Di jantung kota metropolitan yang bising di Jakarta, Indonesia, di sebuah rumah sakit swasta modern, sebuah kehidupan lain sedang berjuang. Di salah satu kamar perawatan intensif, terbaring seorang pasien pria. Wajahnya yang keriput dan kuyu, dengan garis-garis kelelahan yang dalam di sekitar mata, membuatnya tampak jauh lebih tua dari usia paruh bayanya. Tubuhnya lemah, dihubungkan dengan berbagai selang dan monitor yang terus-menerus berbunyi, setiap desibelnya adalah desakan waktu yang semakin menipis. Pria itu adalah Arga, seorang pekerja keras yang selama berminggu-minggu telah melawan diagnosis paling mengerikan: kanker pankreas stadium akhir yang telah menyebar luas.

Di luar kaca, Dokter Anya Wiratama, seorang onkolog muda dengan mata lelah namun penuh dedikasi, menatap grafik tanda vital Arga. Di sampingnya, perawat kepala, Suster Lia, menghela napas panjang.

"Bagaimana keadaannya, Dok?" tanya Suster Lia, suaranya pelan.

Dokter Anya menggelengkan kepalanya pelan, raut kekhawatiran terpancar jelas di wajahnya. "Kami sudah melakukan semua yang kami bisa, Lia. Kemoterapi terakhir tidak memberikan respons yang berarti. Kankernya terlalu agresif." Ia menunjuk ke monitor yang menampilkan gelombang tak beraturan. "Organnya... semuanya mulai kolaps."

Ia beralih ke tabletnya, menampilkan hasil CT scan terbaru.

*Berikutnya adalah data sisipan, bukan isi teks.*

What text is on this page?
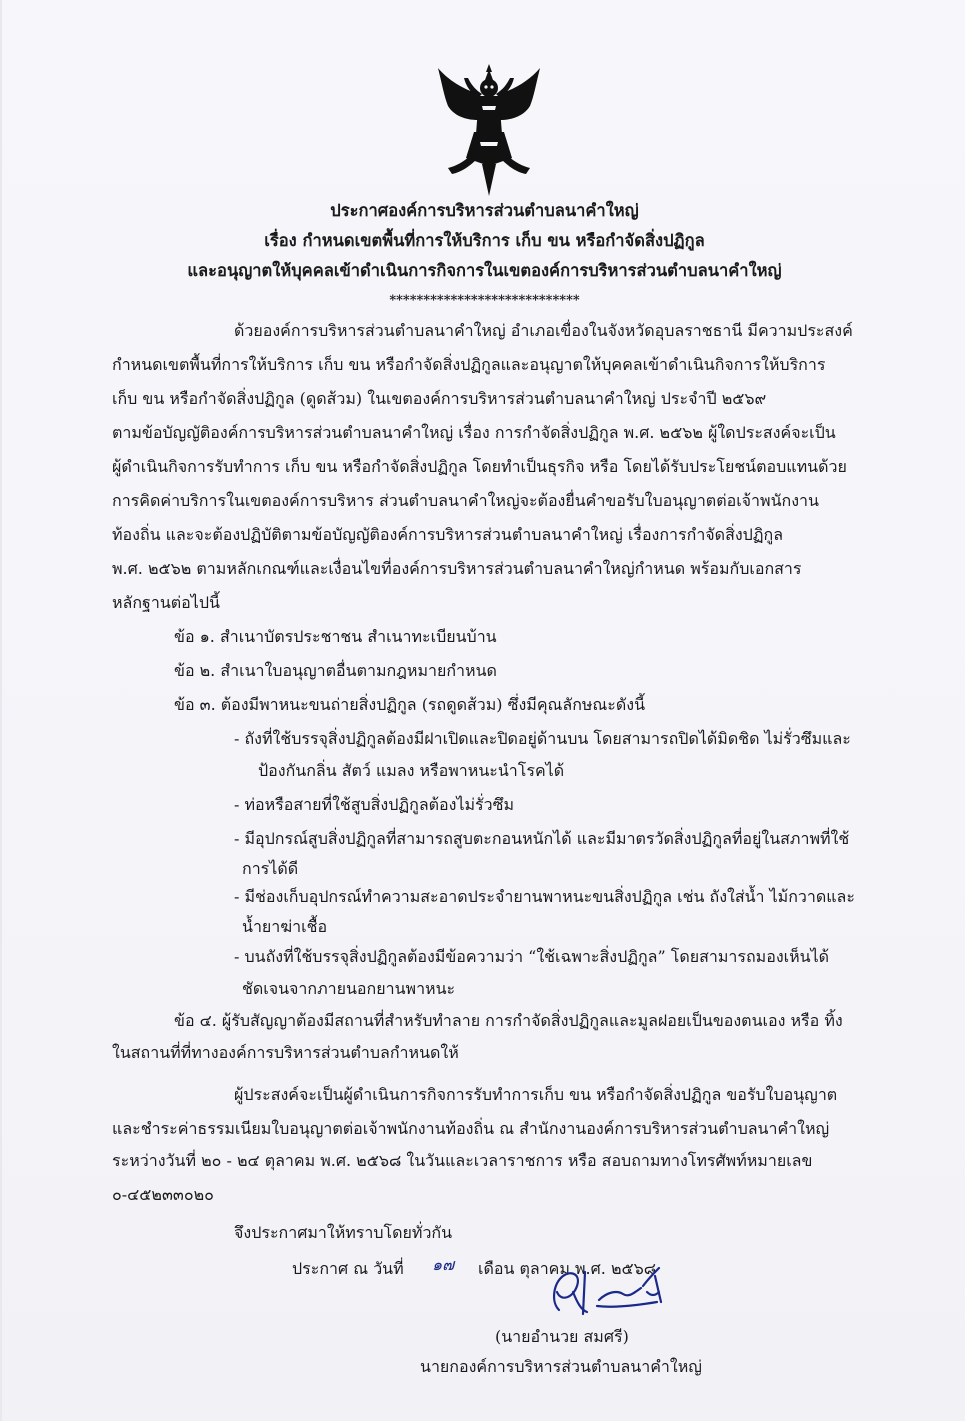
ประกาศองค์การบริหารส่วนตำบลนาคำใหญ่
เรื่อง กำหนดเขตพื้นที่การให้บริการ เก็บ ขน หรือกำจัดสิ่งปฏิกูล
และอนุญาตให้บุคคลเข้าดำเนินการกิจการในเขตองค์การบริหารส่วนตำบลนาคำใหญ่
****************************
ด้วยองค์การบริหารส่วนตำบลนาคำใหญ่ อำเภอเขื่องในจังหวัดอุบลราชธานี มีความประสงค์
กำหนดเขตพื้นที่การให้บริการ เก็บ ขน หรือกำจัดสิ่งปฏิกูลและอนุญาตให้บุคคลเข้าดำเนินกิจการให้บริการ
เก็บ ขน หรือกำจัดสิ่งปฏิกูล (ดูดส้วม) ในเขตองค์การบริหารส่วนตำบลนาคำใหญ่ ประจำปี ๒๕๖๙
ตามข้อบัญญัติองค์การบริหารส่วนตำบลนาคำใหญ่ เรื่อง การกำจัดสิ่งปฏิกูล พ.ศ. ๒๕๖๒ ผู้ใดประสงค์จะเป็น
ผู้ดำเนินกิจการรับทำการ เก็บ ขน หรือกำจัดสิ่งปฏิกูล โดยทำเป็นธุรกิจ หรือ โดยได้รับประโยชน์ตอบแทนด้วย
การคิดค่าบริการในเขตองค์การบริหาร ส่วนตำบลนาคำใหญ่จะต้องยื่นคำขอรับใบอนุญาตต่อเจ้าพนักงาน
ท้องถิ่น และจะต้องปฏิบัติตามข้อบัญญัติองค์การบริหารส่วนตำบลนาคำใหญ่ เรื่องการกำจัดสิ่งปฏิกูล
พ.ศ. ๒๕๖๒ ตามหลักเกณฑ์และเงื่อนไขที่องค์การบริหารส่วนตำบลนาคำใหญ่กำหนด พร้อมกับเอกสาร
หลักฐานต่อไปนี้
ข้อ ๑. สำเนาบัตรประชาชน สำเนาทะเบียนบ้าน
ข้อ ๒. สำเนาใบอนุญาตอื่นตามกฎหมายกำหนด
ข้อ ๓. ต้องมีพาหนะขนถ่ายสิ่งปฏิกูล (รถดูดส้วม) ซึ่งมีคุณลักษณะดังนี้
- ถังที่ใช้บรรจุสิ่งปฏิกูลต้องมีฝาเปิดและปิดอยู่ด้านบน โดยสามารถปิดได้มิดชิด ไม่รั่วซึมและ
ป้องกันกลิ่น สัตว์ แมลง หรือพาหนะนำโรคได้
- ท่อหรือสายที่ใช้สูบสิ่งปฏิกูลต้องไม่รั่วซึม
- มีอุปกรณ์สูบสิ่งปฏิกูลที่สามารถสูบตะกอนหนักได้ และมีมาตรวัดสิ่งปฏิกูลที่อยู่ในสภาพที่ใช้
การได้ดี
- มีช่องเก็บอุปกรณ์ทำความสะอาดประจำยานพาหนะขนสิ่งปฏิกูล เช่น ถังใส่น้ำ ไม้กวาดและ
น้ำยาฆ่าเชื้อ
- บนถังที่ใช้บรรจุสิ่งปฏิกูลต้องมีข้อความว่า “ใช้เฉพาะสิ่งปฏิกูล” โดยสามารถมองเห็นได้
ชัดเจนจากภายนอกยานพาหนะ
ข้อ ๔. ผู้รับสัญญาต้องมีสถานที่สำหรับทำลาย การกำจัดสิ่งปฏิกูลและมูลฝอยเป็นของตนเอง หรือ ทิ้ง
ในสถานที่ที่ทางองค์การบริหารส่วนตำบลกำหนดให้
ผู้ประสงค์จะเป็นผู้ดำเนินการกิจการรับทำการเก็บ ขน หรือกำจัดสิ่งปฏิกูล ขอรับใบอนุญาต
และชำระค่าธรรมเนียมใบอนุญาตต่อเจ้าพนักงานท้องถิ่น ณ สำนักงานองค์การบริหารส่วนตำบลนาคำใหญ่
ระหว่างวันที่ ๒๐ - ๒๔ ตุลาคม พ.ศ. ๒๕๖๘ ในวันและเวลาราชการ หรือ สอบถามทางโทรศัพท์หมายเลข
๐-๔๕๒๓๓๐๒๐
จึงประกาศมาให้ทราบโดยทั่วกัน
ประกาศ ณ วันที่ ๑๗ เดือน ตุลาคม พ.ศ. ๒๕๖๘
(นายอำนวย สมศรี)
นายกองค์การบริหารส่วนตำบลนาคำใหญ่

Lingkaran-lingkaran gelap dan area abnormal terlihat jelas, menutupi sebagian besar organ vital Arga. "Pankreasnya sudah hampir sepenuhnya termakan. Penyebarannya ke hati dan paru-paru sudah masif. Sumsum tulangnya juga menunjukkan tanda-tanda kerusakan parah."

Dokter Anya menghela napas. "Prognosisnya... tidak bagus. Kita bicara hitungan hari. Mungkin satu atau dua minggu jika dia sangat kuat, tapi kondisinya terus menurun cepat." Ia menunjuk ke sebuah kurva pada monitor. "Bahkan fungsi imunnya pun sudah sangat rendah. Tubuhnya tidak lagi mampu melawan."

"Apa yang akan kita lakukan sekarang, Dok?" tanya Suster Lia, suaranya sarat dengan kesedihan.

Dokter Anya menatap pasien paruh baya di dalam ruangan. "Kita hanya bisa memastikan dia nyaman. Mengurangi rasa sakitnya. Biarkan dia pergi dengan tenang."

Di luar jendela kamar rumah sakit, di balik hiruk pikuk kota metropolitan yang tidak pernah tidur, kehidupan terus berjalan. Namun di dalam tubuh Arga, sebuah peradaban kecil yang tak terlihat sedang berlomba melawan waktu, tak menyadari bahwa "dunia" mereka sendiri sedang dalam hitungan mundur menuju kehampaan abadi. Mereka berada di ambang penemuan yang akan mengubah segalanya, sebuah gerbang menuju perbatasan yang tidak diketahui, terdesak oleh realitas kematian inang mereka.